Graphistes et designers ont rencontré fin juillet la secrétaire d'Etat au Numérique. A l'ordre du jour, le perverted crowdsourcing, une pratique qu'ils jugent déloyale et dont, pourtant, Axelle Lemaire a fait l'éloge en visitant les locaux de Créads, une plateforme de collaboration pour graphistes.
Après les nombreuses réactions suite à la visite d’Axelle Lemaire des locaux de Créads, la secrétaire d’Etat au Numérique a rencontré des graphistes et des designers. Autour de la table, on trouvait des représentants de l’Alliance Française des Designers, quelques entreprises de design et des artistes indépendants. De nombreux comptes-rendus complets de cette réunion ont été publiés par les participants, sur les sites de Kob One ou encore de Les Graphisteries.
Première observation de Axelle Lemaire, et hors de l’ordre du jour, c’est l’absence d’un interlocuteur représentant l’ensemble de la profession. L’AFD ne rassemble qu’un petit nombre de designers et il n’existe aucun syndicat représentatif de la profession. La secrétaire d’Etat a d’ailleurs précisé qu’il a « été difficile » à son équipe « d’identifier sur internet et d’adresser leurs invitations » aux graphistes présents. Le manque de structure de ce secteur est un point à corriger. Ce fut d’ailleurs l’occasion pour plusieurs participants de régler leurs comptes entre eux, et surtout avec l’AFD, dans laquelle certains ne se retrouvent pas, pour reprendre les termes de Sébastien Drouin, d’Aether Concept.

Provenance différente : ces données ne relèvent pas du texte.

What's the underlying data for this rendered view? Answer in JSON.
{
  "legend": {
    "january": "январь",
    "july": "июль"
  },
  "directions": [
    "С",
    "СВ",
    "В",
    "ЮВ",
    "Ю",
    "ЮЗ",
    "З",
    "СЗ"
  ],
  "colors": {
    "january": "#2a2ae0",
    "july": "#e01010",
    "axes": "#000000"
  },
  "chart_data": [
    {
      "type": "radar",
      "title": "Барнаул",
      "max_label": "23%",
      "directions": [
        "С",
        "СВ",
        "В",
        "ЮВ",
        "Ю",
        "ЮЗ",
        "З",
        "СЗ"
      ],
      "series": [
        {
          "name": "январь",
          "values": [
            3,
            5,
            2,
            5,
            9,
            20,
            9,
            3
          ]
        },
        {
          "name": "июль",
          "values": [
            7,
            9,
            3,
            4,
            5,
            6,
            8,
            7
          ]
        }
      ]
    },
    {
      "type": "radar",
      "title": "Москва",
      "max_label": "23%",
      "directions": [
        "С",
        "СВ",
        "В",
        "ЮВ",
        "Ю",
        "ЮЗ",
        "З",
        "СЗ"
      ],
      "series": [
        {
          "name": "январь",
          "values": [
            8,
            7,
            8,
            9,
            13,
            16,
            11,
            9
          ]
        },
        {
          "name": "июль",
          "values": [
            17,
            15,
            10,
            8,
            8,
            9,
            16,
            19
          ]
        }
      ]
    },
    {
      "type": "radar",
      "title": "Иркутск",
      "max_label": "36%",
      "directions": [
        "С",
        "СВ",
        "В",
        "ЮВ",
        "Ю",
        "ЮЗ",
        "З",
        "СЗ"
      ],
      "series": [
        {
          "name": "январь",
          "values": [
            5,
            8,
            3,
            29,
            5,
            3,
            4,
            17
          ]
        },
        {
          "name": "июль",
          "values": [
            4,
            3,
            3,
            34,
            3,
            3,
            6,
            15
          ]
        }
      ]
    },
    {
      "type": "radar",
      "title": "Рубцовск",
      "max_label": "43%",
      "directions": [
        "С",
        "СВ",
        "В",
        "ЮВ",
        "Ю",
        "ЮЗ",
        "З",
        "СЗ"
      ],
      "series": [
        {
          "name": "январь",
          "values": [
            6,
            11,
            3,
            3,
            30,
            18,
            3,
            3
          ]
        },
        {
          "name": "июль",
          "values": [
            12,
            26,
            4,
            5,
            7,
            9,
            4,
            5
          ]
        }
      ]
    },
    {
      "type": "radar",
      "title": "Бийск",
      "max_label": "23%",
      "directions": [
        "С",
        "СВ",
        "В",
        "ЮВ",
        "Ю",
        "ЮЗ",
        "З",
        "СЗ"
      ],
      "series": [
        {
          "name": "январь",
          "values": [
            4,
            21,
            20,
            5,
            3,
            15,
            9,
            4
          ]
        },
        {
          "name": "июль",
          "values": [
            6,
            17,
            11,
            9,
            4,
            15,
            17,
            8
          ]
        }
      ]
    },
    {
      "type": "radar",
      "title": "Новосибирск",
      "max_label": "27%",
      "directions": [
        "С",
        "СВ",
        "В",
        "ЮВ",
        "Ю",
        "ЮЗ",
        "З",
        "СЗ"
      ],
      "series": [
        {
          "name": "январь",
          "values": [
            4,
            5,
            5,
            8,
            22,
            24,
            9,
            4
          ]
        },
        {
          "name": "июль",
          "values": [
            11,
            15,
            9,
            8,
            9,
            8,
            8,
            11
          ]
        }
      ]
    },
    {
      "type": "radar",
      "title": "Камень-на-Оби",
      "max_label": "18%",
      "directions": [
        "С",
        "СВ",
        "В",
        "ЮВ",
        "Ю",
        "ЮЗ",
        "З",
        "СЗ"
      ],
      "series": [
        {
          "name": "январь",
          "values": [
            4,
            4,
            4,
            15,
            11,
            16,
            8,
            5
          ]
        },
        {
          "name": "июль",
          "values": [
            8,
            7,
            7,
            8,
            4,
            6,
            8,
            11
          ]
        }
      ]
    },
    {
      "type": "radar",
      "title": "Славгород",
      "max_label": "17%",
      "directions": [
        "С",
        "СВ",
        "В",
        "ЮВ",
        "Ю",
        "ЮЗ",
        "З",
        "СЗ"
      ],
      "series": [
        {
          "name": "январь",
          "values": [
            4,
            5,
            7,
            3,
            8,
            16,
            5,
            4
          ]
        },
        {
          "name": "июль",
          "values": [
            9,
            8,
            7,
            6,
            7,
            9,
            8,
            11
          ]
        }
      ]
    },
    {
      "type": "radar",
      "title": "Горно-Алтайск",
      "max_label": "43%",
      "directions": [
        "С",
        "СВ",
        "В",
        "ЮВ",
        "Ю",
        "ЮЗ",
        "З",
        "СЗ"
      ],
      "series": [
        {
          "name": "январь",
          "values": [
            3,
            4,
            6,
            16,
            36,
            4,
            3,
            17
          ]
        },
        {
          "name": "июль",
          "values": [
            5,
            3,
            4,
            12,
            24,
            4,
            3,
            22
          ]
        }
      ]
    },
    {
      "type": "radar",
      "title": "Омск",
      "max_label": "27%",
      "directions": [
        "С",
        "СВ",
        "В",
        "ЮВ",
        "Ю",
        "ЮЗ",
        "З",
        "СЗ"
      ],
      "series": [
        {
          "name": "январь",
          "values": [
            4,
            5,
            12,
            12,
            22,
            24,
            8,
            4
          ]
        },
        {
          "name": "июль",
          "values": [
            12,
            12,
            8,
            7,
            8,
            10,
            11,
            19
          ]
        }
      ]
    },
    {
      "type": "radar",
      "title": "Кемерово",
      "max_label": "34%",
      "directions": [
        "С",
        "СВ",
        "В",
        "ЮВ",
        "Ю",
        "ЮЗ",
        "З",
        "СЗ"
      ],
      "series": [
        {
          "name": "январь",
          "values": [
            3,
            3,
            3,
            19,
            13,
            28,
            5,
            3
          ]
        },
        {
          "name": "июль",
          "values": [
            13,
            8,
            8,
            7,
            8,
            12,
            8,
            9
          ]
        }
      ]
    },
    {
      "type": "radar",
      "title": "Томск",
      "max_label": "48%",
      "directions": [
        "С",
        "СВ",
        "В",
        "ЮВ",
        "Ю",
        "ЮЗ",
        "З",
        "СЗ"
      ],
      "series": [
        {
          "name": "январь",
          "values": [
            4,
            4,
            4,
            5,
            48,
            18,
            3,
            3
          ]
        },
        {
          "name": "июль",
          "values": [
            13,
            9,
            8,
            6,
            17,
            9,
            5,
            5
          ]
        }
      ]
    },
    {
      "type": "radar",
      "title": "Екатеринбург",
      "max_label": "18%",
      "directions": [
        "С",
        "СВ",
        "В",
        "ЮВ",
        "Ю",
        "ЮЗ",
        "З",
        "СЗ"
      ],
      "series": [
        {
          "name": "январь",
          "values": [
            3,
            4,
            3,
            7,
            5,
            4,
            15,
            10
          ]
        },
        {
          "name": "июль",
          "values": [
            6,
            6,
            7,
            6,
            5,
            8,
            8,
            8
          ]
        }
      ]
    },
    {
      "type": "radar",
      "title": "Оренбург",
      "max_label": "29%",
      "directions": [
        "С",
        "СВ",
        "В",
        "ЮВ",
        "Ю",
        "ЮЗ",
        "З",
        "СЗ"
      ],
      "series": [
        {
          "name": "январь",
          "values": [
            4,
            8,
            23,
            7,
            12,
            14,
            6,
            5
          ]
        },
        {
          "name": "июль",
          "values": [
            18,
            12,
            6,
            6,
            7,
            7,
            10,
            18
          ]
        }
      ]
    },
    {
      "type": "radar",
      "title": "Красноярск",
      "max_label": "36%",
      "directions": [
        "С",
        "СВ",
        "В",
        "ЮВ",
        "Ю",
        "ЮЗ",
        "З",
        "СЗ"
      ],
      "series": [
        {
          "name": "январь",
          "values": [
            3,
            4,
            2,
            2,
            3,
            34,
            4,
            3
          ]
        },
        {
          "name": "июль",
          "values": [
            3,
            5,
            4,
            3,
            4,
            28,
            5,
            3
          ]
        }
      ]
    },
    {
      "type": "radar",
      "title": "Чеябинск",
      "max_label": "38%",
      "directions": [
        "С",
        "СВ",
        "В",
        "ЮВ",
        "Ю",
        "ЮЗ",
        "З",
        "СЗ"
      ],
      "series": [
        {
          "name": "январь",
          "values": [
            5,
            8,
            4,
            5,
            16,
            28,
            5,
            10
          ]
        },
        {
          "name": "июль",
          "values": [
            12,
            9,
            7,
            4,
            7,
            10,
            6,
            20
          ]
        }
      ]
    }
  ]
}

Sur le fond du problème, une réponse juridique aux systèmes pervertis de crowdsourcing ne peut être envisagée que si « le mouvement se structure ». « A nous de faire le nécessaire », commente Philippe Gelas. Sur le travail dissimulé, Axelle Lemaire a insisté sur le fait que ces sociétés ne pouvaient être incriminées puisque « il n’y a pas de lien de subordination puisqu’il n’y a pas non plus paiement et que le dit lien n’est pas permanent », rapporte Sébastien Drouin. Qui plus est, ces plateformes auraient l’avantage « de donner de la visibilité aux jeunes créatifs ».
Travail dissimulé
Un argument vite balayé par les graphistes présents. En effet, sous prétexte de permettre aux nouveaux entrants (jeunes, étudiants, autodidactes) de se faire un nom, ces entreprises de crowdsourcing exploite les créatifs à des fins commerciales. Cette problématique ne concerne pas uniquement le domaine du design : le journalisme (via les contributions bénévoles et les « fondations ») ou encore la recherche (en sciences sociales principalement) sont également touchés par ce phénomène.
Axelle Lemaire a également insisté sur la nécessité d’une perspective internationale. Faire reconnaître le crowdsourcing comme un travail dissimulé ou une concurrence déloyale serait « nuisible pour le développement du design en France face à la scène internationale ». En effet, les entreprises étrangères « pourraient ne plus êtres intéressées par la France en matière de design ». Ce à quoi répondent les designers : « Nous ne serions pas pénalisés par l’absence d’entreprises de crowdsourcing en France, celles-ci ne payant déjà pas leurs participants. Énormément de graphistes touchent des entreprises locales en direct qui ne vont pas à l’étranger pour chercher un prestataire »
La qualité mise en avant…
Ce qui apparaît alors comme la meilleure solution pour lutter contre ces plateformes est la mise en avant de la qualité. Les graphistes passant par ces sites collaboratifs ne rencontrent pas le client, ils n’ont pas d’informations sinon un cahier des charges. Ainsi, la qualité serait moindre que celle des travaux fournis par des professionnels rémunérés et travaillant pour un compte en particulier. Sébastien Drouin explique qu'« axer sur la qualité, en faire la promotion et la mettre en avant dans l’importance d’une bonne communication, c’est indirectement nuire aux entreprises de crowdsourcing ».
Conclusion de ces 2h30 de réunion : des graphistes rencontreront en septembre la Direction des Affaires Juridiques afin de traiter du sujet d’un point de vue réellement juridique, tandis que d’autres seront amenés à travailler avec le ministère de la Culture, qui veut mettre au point une charte des bonnes pratiques sur les métiers du design. Enfin, le gouvernement va créer des plateformes mettant en contact les designers et les PME.
En d’autres termes, cette rencontre n’a pas permis d’avancer sur le sujet du « perverted crowdsourcing »… A peine a-t-elle défini les bases de ces bonnes pratiques, mais, comme le note Geoffrey Dorne, « ça semble ne pas être suffisant ».